Per-user attachment storage quota (was unbounded). An authenticated user could spam chat attachment uploads — each within the existing 8 MB per-file cap — until your disk filled. Now bounded at 200 files / 200 MB total per user. Existing attachments are unaffected; the next upload that would cross the cap returns a clean error message asking the user to delete old files first. (Services/MessagingService.cs)
Anonymous profile-card CSP tightened. script-src 'unsafe-inline' removed from the public profile-card endpoint's Content-Security-Policy. The template never used inline scripts, so the allowance was pure defense-in-depth weakening. style-src 'unsafe-inline' is still present (the embedded <style> block uses per-render template variables and migrating to a nonce-based allowlist is a follow-up). (Api/AchievementBadgesController.cs)

Defense-in-depth + correctness

SVG sanitizer extended: <animate> and <set> SMIL animation elements now blocked alongside <script>/<foreignObject>/<iframe>/<embed>/<object>. SMIL animation can mutate an attribute at render time (e.g., animate href to a javascript: URI on SVG-capable clients) past the static post-parse scan.
Webhook URL DNS resolution bounded at 3s. Previously Dns.GetHostAddresses was synchronous with no caller-side timeout — a slow resolver could stall an admin request for the OS DNS-client default (5-30 s). Times out cleanly now and fails-closed.
Audit-log endpoint ?limit= clamped at the controller layer to [1, 1000]. Service-level cap (5000 max entries) is unchanged; this just stops int.MaxValue from forcing the larger O(N) response.

Resource cleanup

MessagingService and AchievementBadgeService now implement IDisposable. Both classes own a Timer (the debounced-save throttle). Without IDisposable, the Timer's delegate kept the singleton rooted across plugin reloads — a slow leak. Now released cleanly on plugin unload.

CodeQL first scan baselined. 100+ alerts triaged: real findings fixed above; the rest are ASP.NET structured-logging false positives (cs/log-forging), graceful-degradation patterns (cs/empty-catch-block, cs/catch-of-all-exceptions), and style-only hints already covered by NetAnalyzers.
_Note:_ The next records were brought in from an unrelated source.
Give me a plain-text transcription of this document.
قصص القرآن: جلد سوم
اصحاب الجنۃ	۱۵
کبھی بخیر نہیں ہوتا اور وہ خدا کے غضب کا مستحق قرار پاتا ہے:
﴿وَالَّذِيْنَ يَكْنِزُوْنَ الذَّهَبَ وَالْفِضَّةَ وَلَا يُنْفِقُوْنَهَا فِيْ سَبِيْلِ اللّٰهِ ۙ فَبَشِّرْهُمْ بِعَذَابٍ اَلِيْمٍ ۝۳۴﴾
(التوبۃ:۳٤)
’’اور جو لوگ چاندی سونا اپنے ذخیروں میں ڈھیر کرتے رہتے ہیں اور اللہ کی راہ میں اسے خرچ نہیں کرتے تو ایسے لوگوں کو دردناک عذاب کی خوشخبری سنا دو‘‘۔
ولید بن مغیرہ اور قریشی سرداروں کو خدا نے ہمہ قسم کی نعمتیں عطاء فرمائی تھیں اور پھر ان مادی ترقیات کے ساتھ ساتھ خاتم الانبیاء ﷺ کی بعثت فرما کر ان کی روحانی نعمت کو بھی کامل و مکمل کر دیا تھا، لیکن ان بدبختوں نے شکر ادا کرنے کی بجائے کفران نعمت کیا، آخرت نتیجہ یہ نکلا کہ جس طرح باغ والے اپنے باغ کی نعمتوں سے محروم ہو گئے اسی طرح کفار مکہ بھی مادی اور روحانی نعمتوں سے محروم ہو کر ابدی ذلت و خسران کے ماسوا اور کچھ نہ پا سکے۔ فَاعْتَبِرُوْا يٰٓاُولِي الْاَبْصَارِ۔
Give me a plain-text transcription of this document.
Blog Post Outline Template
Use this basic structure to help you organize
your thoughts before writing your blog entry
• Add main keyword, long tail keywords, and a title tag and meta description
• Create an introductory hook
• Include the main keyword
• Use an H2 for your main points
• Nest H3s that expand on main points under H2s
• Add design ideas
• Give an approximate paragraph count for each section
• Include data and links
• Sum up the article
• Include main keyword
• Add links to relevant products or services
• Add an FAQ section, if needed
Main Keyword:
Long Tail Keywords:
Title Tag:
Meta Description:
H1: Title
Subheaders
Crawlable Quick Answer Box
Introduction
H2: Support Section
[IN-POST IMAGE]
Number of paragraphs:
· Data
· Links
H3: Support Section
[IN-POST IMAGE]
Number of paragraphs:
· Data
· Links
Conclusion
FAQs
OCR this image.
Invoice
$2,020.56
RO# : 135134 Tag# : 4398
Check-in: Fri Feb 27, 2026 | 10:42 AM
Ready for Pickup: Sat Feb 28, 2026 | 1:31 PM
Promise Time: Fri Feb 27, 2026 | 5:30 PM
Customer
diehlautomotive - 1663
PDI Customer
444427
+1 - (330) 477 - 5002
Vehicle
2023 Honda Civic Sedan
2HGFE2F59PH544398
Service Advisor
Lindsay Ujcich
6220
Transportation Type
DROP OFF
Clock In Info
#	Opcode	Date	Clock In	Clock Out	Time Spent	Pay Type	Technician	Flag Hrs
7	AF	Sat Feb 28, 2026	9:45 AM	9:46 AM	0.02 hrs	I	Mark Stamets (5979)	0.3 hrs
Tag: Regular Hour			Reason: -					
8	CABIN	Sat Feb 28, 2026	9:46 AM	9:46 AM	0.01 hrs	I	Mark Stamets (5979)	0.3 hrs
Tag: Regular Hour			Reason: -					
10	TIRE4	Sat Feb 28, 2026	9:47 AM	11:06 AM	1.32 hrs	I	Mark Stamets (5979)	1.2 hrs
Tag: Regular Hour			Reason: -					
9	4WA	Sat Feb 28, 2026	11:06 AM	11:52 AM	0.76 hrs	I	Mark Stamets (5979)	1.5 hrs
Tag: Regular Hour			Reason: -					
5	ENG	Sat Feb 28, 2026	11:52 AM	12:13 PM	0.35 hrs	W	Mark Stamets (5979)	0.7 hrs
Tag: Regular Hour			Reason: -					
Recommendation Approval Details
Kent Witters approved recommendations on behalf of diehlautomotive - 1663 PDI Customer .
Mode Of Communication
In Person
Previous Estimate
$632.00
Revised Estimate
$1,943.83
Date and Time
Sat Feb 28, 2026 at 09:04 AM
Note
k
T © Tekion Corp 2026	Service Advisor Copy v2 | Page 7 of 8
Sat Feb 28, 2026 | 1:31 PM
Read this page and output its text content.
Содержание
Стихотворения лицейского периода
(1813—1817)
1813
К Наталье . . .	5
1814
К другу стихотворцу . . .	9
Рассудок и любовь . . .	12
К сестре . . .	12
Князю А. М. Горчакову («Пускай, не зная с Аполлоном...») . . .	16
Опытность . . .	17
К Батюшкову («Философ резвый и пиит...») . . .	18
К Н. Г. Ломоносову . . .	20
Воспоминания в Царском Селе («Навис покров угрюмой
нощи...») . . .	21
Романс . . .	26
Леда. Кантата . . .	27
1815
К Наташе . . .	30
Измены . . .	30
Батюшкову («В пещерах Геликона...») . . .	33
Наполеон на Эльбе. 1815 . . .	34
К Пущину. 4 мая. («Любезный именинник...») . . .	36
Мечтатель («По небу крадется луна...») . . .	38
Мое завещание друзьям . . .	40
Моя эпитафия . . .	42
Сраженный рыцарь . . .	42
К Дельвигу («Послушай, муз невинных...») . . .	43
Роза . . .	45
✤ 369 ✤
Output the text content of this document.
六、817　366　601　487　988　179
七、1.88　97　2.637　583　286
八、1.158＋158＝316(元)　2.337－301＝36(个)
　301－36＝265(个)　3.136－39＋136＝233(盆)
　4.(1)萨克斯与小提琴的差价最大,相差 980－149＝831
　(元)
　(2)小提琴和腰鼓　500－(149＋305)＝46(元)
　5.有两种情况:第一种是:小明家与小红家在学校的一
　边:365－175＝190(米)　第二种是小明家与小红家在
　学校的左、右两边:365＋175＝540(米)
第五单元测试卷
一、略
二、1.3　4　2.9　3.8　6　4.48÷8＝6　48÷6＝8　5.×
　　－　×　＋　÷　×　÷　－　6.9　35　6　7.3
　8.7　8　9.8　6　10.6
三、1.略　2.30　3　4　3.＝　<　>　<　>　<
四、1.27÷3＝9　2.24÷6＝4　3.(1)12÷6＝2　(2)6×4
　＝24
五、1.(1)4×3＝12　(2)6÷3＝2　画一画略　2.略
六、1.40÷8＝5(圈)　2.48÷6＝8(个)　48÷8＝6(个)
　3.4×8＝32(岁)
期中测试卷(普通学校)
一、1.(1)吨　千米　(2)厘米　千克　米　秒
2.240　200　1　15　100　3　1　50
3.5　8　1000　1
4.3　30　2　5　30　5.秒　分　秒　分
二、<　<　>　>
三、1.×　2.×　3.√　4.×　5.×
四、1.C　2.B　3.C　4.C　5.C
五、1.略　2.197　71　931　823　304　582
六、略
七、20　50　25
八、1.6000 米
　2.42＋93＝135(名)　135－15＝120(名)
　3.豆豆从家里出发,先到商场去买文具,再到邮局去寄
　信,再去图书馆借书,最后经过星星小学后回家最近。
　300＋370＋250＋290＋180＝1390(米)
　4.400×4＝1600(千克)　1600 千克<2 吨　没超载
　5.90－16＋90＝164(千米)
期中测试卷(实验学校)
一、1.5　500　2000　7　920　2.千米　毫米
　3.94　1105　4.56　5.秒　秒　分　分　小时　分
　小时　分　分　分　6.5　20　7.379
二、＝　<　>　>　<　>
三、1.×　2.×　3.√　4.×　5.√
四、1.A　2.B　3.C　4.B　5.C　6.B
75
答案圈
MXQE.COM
Suppression list with per-rule justifications in .github/codeql/codeql-config.yml.
Scorecard Pinned-Dependencies fix: the existing security.yml workflow now SHA-pins actions/checkout, actions/setup-dotnet, and gitleaks/gitleaks-action instead of using floating tags. Brings the workflow in line with the rest of the CI fleet (ci.yml / codeql.yml / scorecard.yml / release.yml were already SHA-pinned).

style-src 'unsafe-inline' on the anonymous profile-card endpoint (requires nonce migration of the templated <style> block).
Audit-log details field still uses string concatenation with raw usernames. JSON serialization at file-level escapes correctly, so the risk is parsing ambiguity not log injection. Will swap to a structured Details object in a follow-up.
FriendsSimpleMode admin toggle enumerates all server users — documented behavior, no code change planned.

Drop-in replacement. No config changes, no data migration. Existing chat attachments are unaffected by the new quota (only new uploads are checked).

Sigstore-signed + SLSA build-provenance attested. Verify with cosign verify-blob or gh attestation verify.